There is a  mid-80s Bianchi currently listed on eBay with a Columbus Formula Two transfer on the seat post. I'm not familiar with the tubeset. Anyone know anything helpful?


----------



## midlife_xs's (Jun 18, 2004)

Triodelover said:


> There is a  mid-80s Bianchi currently listed on eBay with a Columbus Formula Two transfer on the seat post. I'm not familiar with the tubeset. Anyone know anything helpful?


Interesting frame. I read that their racing frames came from their Reparto Corse factory (Italy) but I see there are rack mounts(?) on the seat stays.

Unrelated topic, Is your monicker stereo based? I came across Triodes and Pentodes when I briefly ventured into tube audio. Just like cycling, it could become excessive.

_______midlife_x's


----------



## Triodelover (Aug 23, 2004)

midlife_xs's said:


> Interesting frame. I read that their racing frames came from their Reparto Corse factory (Italy) but I see there are rack mounts(?) on the seat stays.


So do think this is a fake?



midlife_xs's said:


> Unrelated topic, Is your monicker stereo based? I came across Triodes and Pentodes when I briefly ventured into tube audio. Just like cycling, it could become excessive.
> 
> _______midlife_x's


Yup. My other hobby is designing and building vacuum tube amplifiers and preamplifiers using primarily the radio receiving and transmitting triodes of the '20s and "30s.

But it's beyond me how you can say amplifiers that weigh 70 lbs a channel, use tubes not made since FDR took his first oath of office, and put out a good 3W with a tailwind can be excessive.


----------



## rwbadley (Apr 13, 2002)

Triodelover said:


> So do think this is a fake?
> 
> 
> 
> ...


I really like the sound of tubes. I chased through a bunch of SS stuff before finding nirvana with a modest tube amp. Wonderful sound.


----------



## midlife_xs's (Jun 18, 2004)

Triodelover said:


> So do think this is a fake?
> 
> Yup. My other hobby is designing and building vacuum tube amplifiers and preamplifiers using primarily the radio receiving and transmitting triodes of the '20s and "30s.
> 
> But it's beyond me how you can say amplifiers that weigh 70 lbs a channel, use tubes not made since FDR took his first oath of office, and put out a good 3W with a tailwind can be excessive.





Triodelover said:


> So do think this is a fake?
> 
> Oh no. Maybe not one of their top-level frames though.
> 
> Very indulging hobby indeed. I like looking at those tubes glowing while playing music. Do you build tube amps for commercial purposes? perhaps a website I can visit?


----------



## Triodelover (Aug 23, 2004)

midlife_xs's said:


> Very indulging hobby indeed. I like looking at those tubes glowing while playing music. Do you build tube amps for commercial purposes? perhaps a website I can visit?

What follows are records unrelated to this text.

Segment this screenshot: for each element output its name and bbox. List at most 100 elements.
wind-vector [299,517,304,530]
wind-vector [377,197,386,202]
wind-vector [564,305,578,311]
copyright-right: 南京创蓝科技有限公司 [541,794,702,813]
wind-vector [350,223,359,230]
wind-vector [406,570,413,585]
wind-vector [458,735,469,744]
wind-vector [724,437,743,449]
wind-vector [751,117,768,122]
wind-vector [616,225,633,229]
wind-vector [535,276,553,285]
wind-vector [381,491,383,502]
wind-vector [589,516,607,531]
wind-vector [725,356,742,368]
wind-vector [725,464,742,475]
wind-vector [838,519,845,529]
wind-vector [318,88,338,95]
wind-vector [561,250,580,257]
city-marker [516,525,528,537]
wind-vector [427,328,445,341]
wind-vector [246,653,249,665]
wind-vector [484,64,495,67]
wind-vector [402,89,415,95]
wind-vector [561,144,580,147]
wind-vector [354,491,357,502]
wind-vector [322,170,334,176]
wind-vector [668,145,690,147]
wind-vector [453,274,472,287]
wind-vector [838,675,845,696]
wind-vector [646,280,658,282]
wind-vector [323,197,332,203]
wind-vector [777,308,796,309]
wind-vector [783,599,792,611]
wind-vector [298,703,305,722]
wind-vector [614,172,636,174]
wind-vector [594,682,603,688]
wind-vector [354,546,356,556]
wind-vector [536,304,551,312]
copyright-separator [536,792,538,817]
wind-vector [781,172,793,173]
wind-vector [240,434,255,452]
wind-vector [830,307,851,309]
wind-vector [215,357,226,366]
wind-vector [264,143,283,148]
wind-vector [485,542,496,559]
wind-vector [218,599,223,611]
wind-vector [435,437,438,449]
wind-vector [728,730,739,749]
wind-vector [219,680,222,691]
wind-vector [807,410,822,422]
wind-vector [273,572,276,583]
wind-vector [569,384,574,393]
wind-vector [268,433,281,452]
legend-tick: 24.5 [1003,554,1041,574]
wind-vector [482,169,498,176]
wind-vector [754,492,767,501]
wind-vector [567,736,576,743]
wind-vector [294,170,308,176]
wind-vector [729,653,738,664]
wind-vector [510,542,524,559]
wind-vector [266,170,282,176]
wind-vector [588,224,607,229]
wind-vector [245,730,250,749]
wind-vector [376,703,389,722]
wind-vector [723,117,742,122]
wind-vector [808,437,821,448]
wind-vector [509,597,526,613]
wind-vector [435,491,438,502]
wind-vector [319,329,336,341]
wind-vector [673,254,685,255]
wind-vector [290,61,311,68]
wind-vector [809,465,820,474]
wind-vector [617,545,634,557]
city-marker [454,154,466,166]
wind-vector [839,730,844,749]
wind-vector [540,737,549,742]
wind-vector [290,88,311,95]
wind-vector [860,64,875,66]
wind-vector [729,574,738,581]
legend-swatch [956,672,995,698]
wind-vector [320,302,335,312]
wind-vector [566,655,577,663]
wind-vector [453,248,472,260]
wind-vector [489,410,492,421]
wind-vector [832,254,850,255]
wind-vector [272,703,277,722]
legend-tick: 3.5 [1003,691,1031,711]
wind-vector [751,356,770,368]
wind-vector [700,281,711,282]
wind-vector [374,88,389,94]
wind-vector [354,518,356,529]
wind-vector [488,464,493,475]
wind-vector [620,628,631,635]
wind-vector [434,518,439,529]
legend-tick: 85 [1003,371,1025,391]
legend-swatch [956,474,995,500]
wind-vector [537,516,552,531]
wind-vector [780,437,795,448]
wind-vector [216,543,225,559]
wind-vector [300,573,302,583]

I've been asked to build one-offs and, to date, I've declined. It's not that I wouldn't want to do it, but that once you accept a commission, it becomes a labor. I'd have to find someone to do a chassis that lives up to the design and cost, because chassis construction isn't my strong suit. 

The amps I'm listening to now have Bolivian rosewood bases (courtesy of my son) and copper top plates. Cost of parts without the bases/top plates is around $3K. To make them commerically viable I would have to ask $8K for custom order and $20K for "dealer inventory" status. And I would have to get someone who could craft chassis/enclosures that lived up to the billing.

Then I would have to meet deadlines (a major weakness). And I would have to put up with customer demand. (I read in _The Absolute Sound_ that if you rub monkey dung on the tube pins and then use these magic capacitors as couplers, you can hear the Voice of God.) It's like having an entire customer base of weight weenies who think they are faster in USPS jerseys (see the six13 thread).

So no, I don't do this commercially. However, I love the design aspect and I'm happy to design anything you want so long as you find someone else to build it.


----------